I was visiting my cousins in Kentucky. I was in sixth grade, and I was sitting in my cousins’ bedroom, and we were playing catch-up since the last time we had seen each other. They had some friends from school over, and these two boys laughed when they heard where I hailed from.
“So, do you all wear shoes there?” one laughed. “Do you all have TVs and stuff?” the other joked.
I can’t remember now if at that point in my life I realized what they were doing, or if I answered them more matter-of-factly. Couldn’t they see I was wearing shoes?
And ever since that day, I’ve dealt with these stereotypes being thrown my way. There was a time when I wondered if it meant I should be ashamed of where I came from. If I was being told such things over the years, did it mean they were true? There were so many things people said about those from my beautiful state. They say we aren’t educated. That we’re lazy. That everyone here is on drugs and that it’s “all relative” (I’m looking to you Abercrombie & Fitch).
I loathe these stereotypes and these generalizations. Always have. Always will. And I realized that I’m the one who shouldn’t be ashamed, and that only you’ve got to change the minds of those who think this way.
Enter Hollow.
Many people of McDowell County, W.Va., feel that while the rest of the state hears unflattering stereotypes and media portrayals, they get the worst of it. Prior to spending time in McDowell County last summer, I had the stereotypes hurled at me again – the worst part…some of them came from citizens of my own state.
“Are you going to survive the summer?” “It’s like ‘Deliverance’ down there, isn’t it?” “So what’s this project about? Incest?”
To answer all these questions, yes, no and no.

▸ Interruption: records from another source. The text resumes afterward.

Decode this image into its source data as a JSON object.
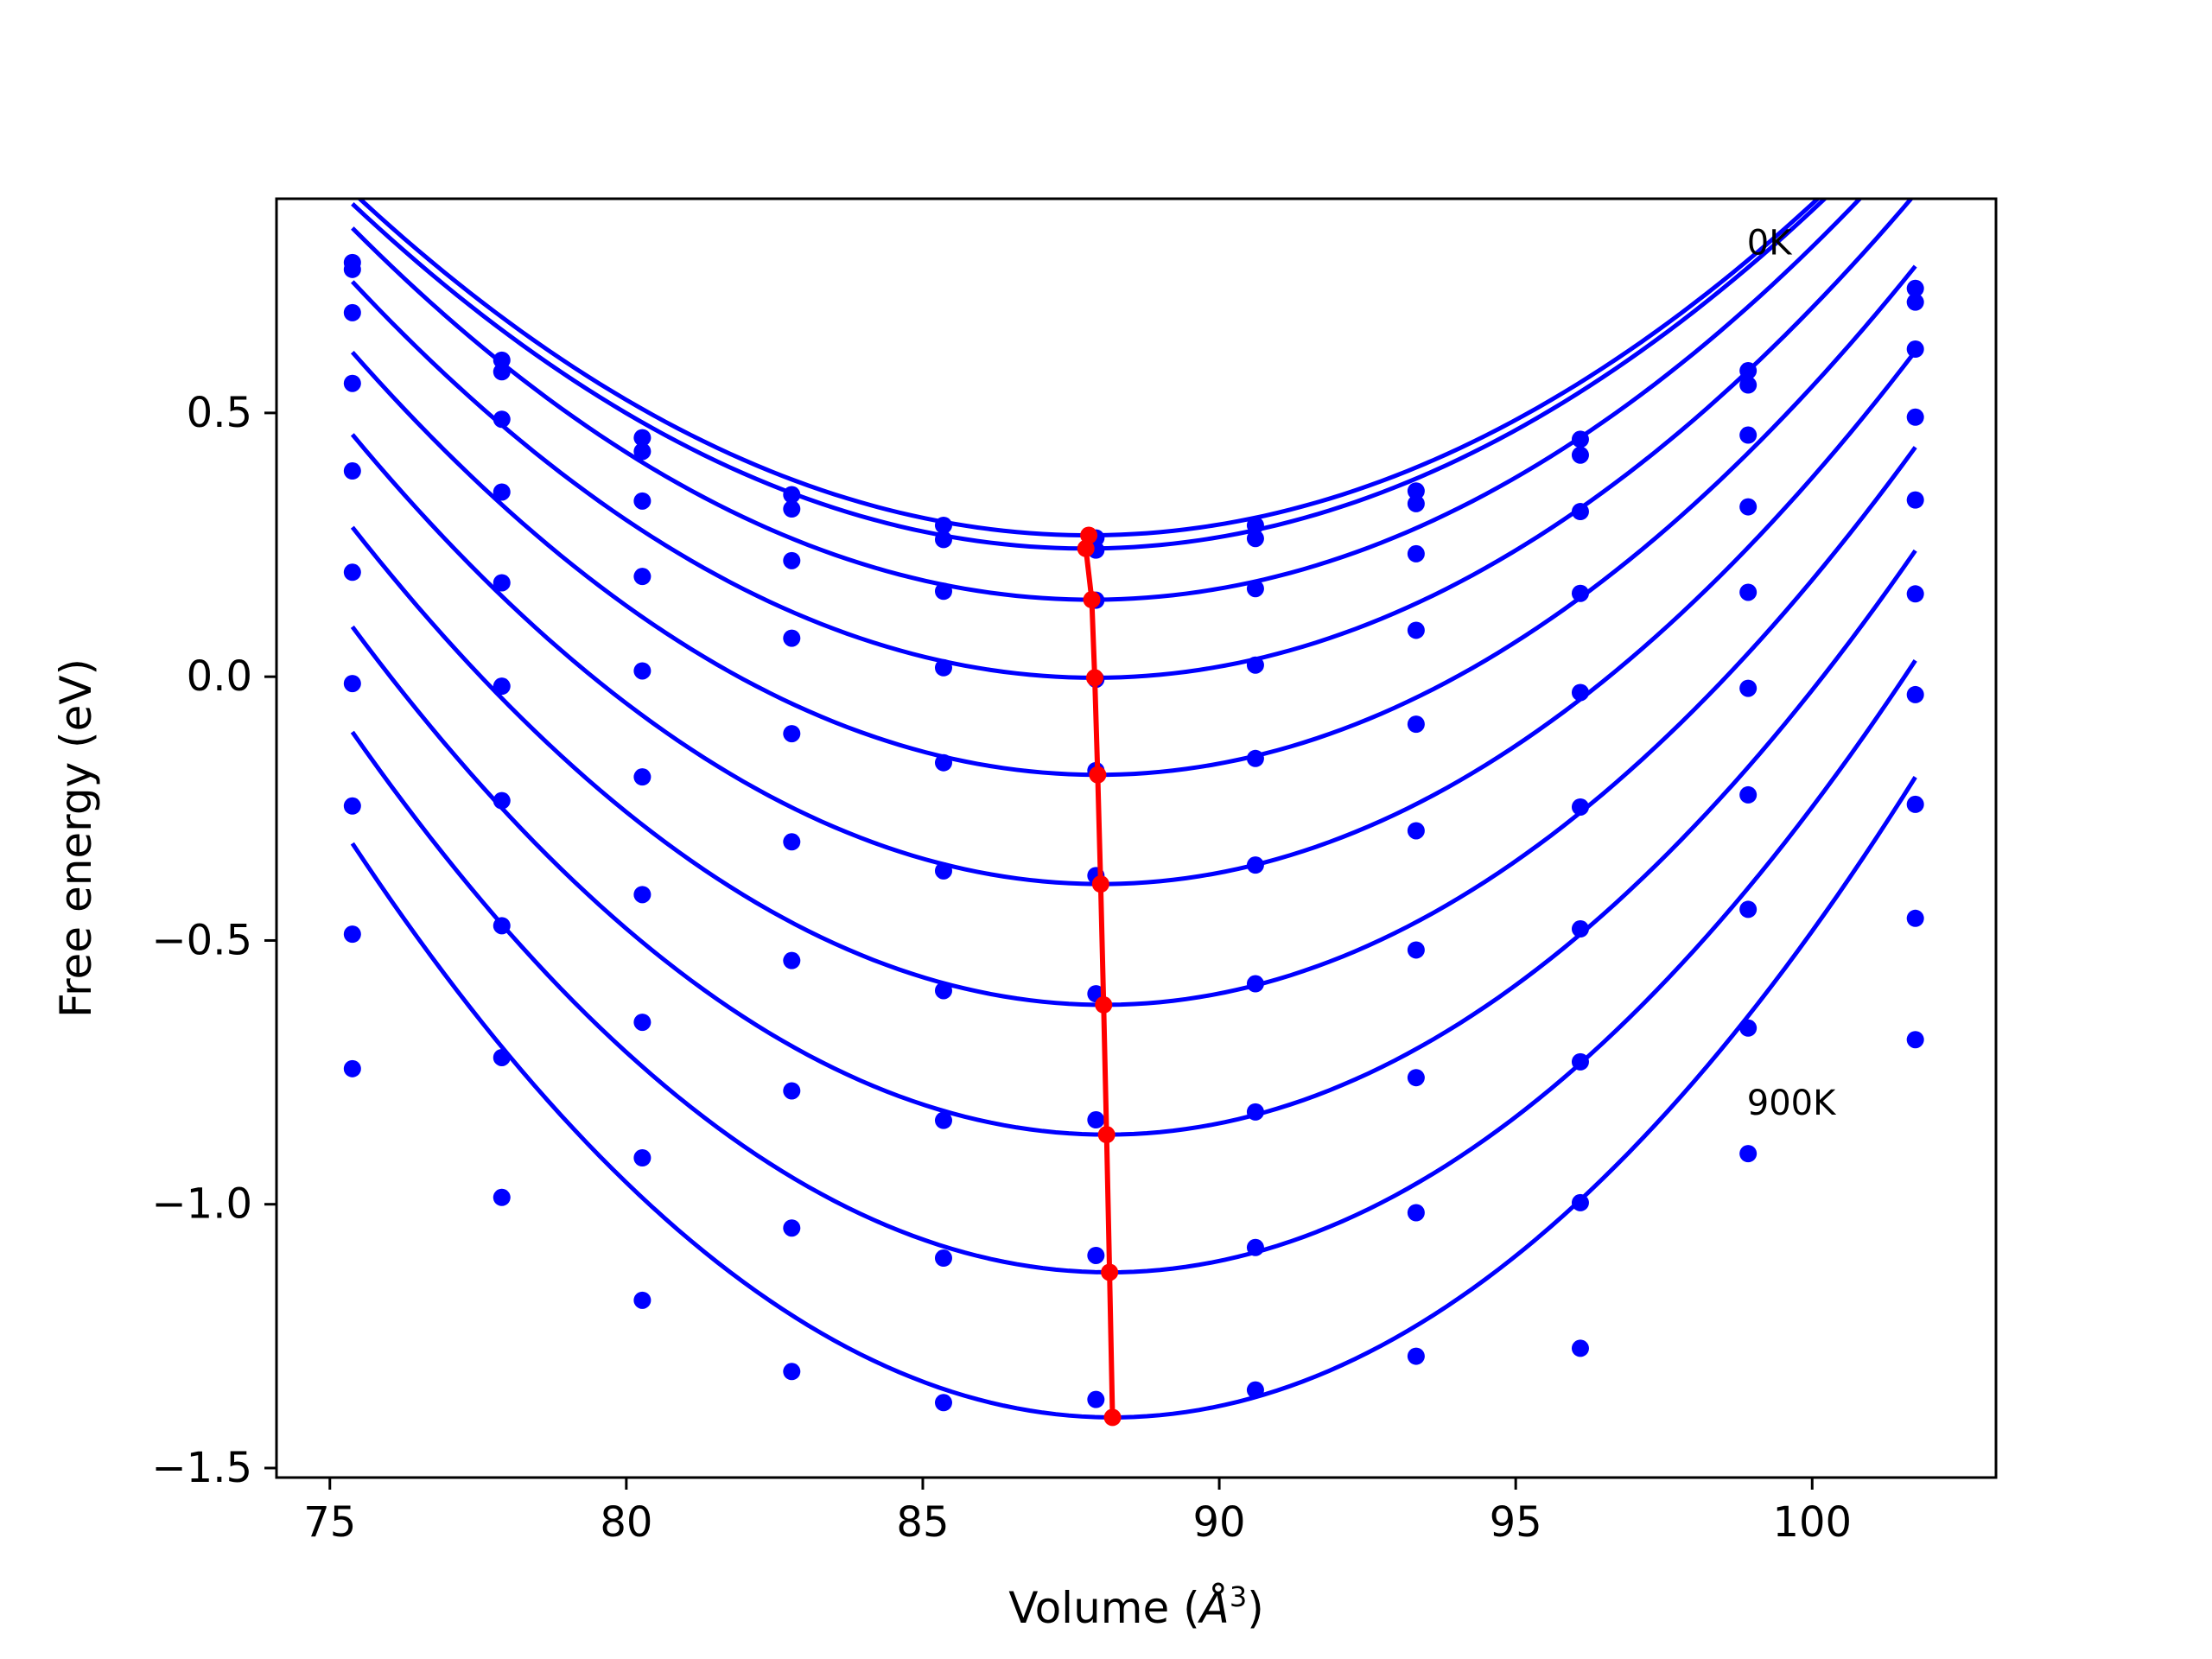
{
  "chart_data": {
    "type": "line",
    "title": "",
    "xlabel": "Volume (",
    "xlabel_unit": "Å",
    "xlabel_exp": "3",
    "xlabel_close": ")",
    "ylabel": "Free energy (eV)",
    "xlim": [
      74.1,
      103.1
    ],
    "ylim": [
      -1.518,
      0.906
    ],
    "xticks": [
      75,
      80,
      85,
      90,
      95,
      100
    ],
    "xtick_labels": [
      "75",
      "80",
      "85",
      "90",
      "95",
      "100"
    ],
    "yticks": [
      -1.5,
      -1.0,
      -0.5,
      0.0,
      0.5
    ],
    "ytick_labels": [
      "−1.5",
      "−1.0",
      "−0.5",
      "0.0",
      "0.5"
    ],
    "grid": false,
    "annotations": [
      {
        "text": "0K",
        "x": 98.9,
        "y": 0.8
      },
      {
        "text": "900K",
        "x": 98.9,
        "y": -0.83
      }
    ],
    "volumes": [
      75.38,
      77.9,
      80.27,
      82.79,
      85.35,
      87.92,
      90.61,
      93.32,
      96.09,
      98.92,
      101.74
    ],
    "series": [
      {
        "values": [
          0.785,
          0.6,
          0.453,
          0.345,
          0.287,
          0.263,
          0.287,
          0.352,
          0.45,
          0.58,
          0.736
        ],
        "fit": {
          "a": 0.00422,
          "v0": 87.8,
          "e0": 0.268
        }
      },
      {
        "values": [
          0.772,
          0.578,
          0.427,
          0.318,
          0.26,
          0.24,
          0.262,
          0.328,
          0.42,
          0.553,
          0.71
        ],
        "fit": {
          "a": 0.00427,
          "v0": 87.75,
          "e0": 0.243
        }
      },
      {
        "values": [
          0.69,
          0.488,
          0.333,
          0.22,
          0.162,
          0.145,
          0.167,
          0.233,
          0.313,
          0.458,
          0.621
        ],
        "fit": {
          "a": 0.00453,
          "v0": 87.85,
          "e0": 0.146
        }
      },
      {
        "values": [
          0.556,
          0.35,
          0.19,
          0.073,
          0.017,
          -0.005,
          0.022,
          0.088,
          0.158,
          0.322,
          0.492
        ],
        "fit": {
          "a": 0.00479,
          "v0": 87.9,
          "e0": -0.002
        }
      },
      {
        "values": [
          0.39,
          0.178,
          0.011,
          -0.108,
          -0.163,
          -0.178,
          -0.155,
          -0.09,
          -0.03,
          0.16,
          0.335
        ],
        "fit": {
          "a": 0.00507,
          "v0": 87.95,
          "e0": -0.186
        }
      },
      {
        "values": [
          0.198,
          -0.018,
          -0.19,
          -0.313,
          -0.368,
          -0.377,
          -0.357,
          -0.292,
          -0.247,
          -0.022,
          0.157
        ],
        "fit": {
          "a": 0.00535,
          "v0": 88.0,
          "e0": -0.393
        }
      },
      {
        "values": [
          -0.013,
          -0.235,
          -0.413,
          -0.538,
          -0.595,
          -0.601,
          -0.582,
          -0.518,
          -0.478,
          -0.224,
          -0.034
        ],
        "fit": {
          "a": 0.00564,
          "v0": 88.05,
          "e0": -0.622
        }
      },
      {
        "values": [
          -0.245,
          -0.472,
          -0.655,
          -0.785,
          -0.841,
          -0.84,
          -0.825,
          -0.76,
          -0.73,
          -0.441,
          -0.242
        ],
        "fit": {
          "a": 0.00595,
          "v0": 88.1,
          "e0": -0.868
        }
      },
      {
        "values": [
          -0.488,
          -0.722,
          -0.912,
          -1.045,
          -1.102,
          -1.097,
          -1.082,
          -1.016,
          -0.997,
          -0.666,
          -0.458
        ],
        "fit": {
          "a": 0.00628,
          "v0": 88.15,
          "e0": -1.129
        }
      },
      {
        "values": [
          -0.743,
          -0.987,
          -1.182,
          -1.317,
          -1.376,
          -1.37,
          -1.352,
          -1.288,
          -1.273,
          -0.904,
          -0.688
        ],
        "fit": {
          "a": 0.00662,
          "v0": 88.2,
          "e0": -1.404
        }
      }
    ],
    "minima_line": {
      "x": [
        87.8,
        87.75,
        87.85,
        87.9,
        87.95,
        88.0,
        88.05,
        88.1,
        88.15,
        88.2
      ],
      "y": [
        0.268,
        0.243,
        0.146,
        -0.002,
        -0.186,
        -0.393,
        -0.622,
        -0.868,
        -1.129,
        -1.404
      ]
    },
    "colors": {
      "points": "#0000ff",
      "fits": "#0000ff",
      "minima": "#ff0000",
      "axes": "#000000"
    }
  }
}
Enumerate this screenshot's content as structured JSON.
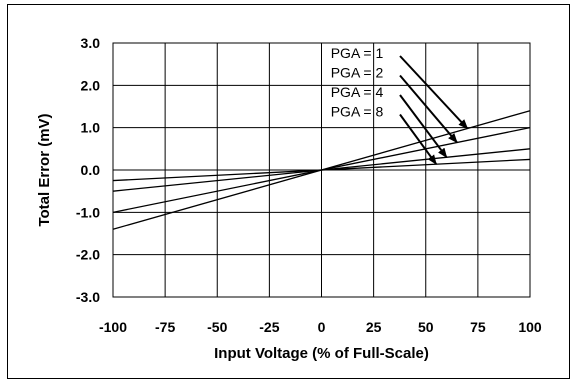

It’s not always those “on the outside” who have to be educated. I’m hoping Hollow opens the eyes of many. I hope it shines light on what it’s like in small-town America, in a boom-and-bust economy, and I hope that users of the experience realize that the subjects of project are just like them. They are hard-working West Virginians who love their family and their home. They want people to know their story, their history and their culture. They want to see a change in their communities – for the better – and they want to be a part of it.
If you talk to most West Virginians, they are proud to be from the Mountain State. But if you talk to a McDowell County native, he is even more proud to be from “The County,” as they call it.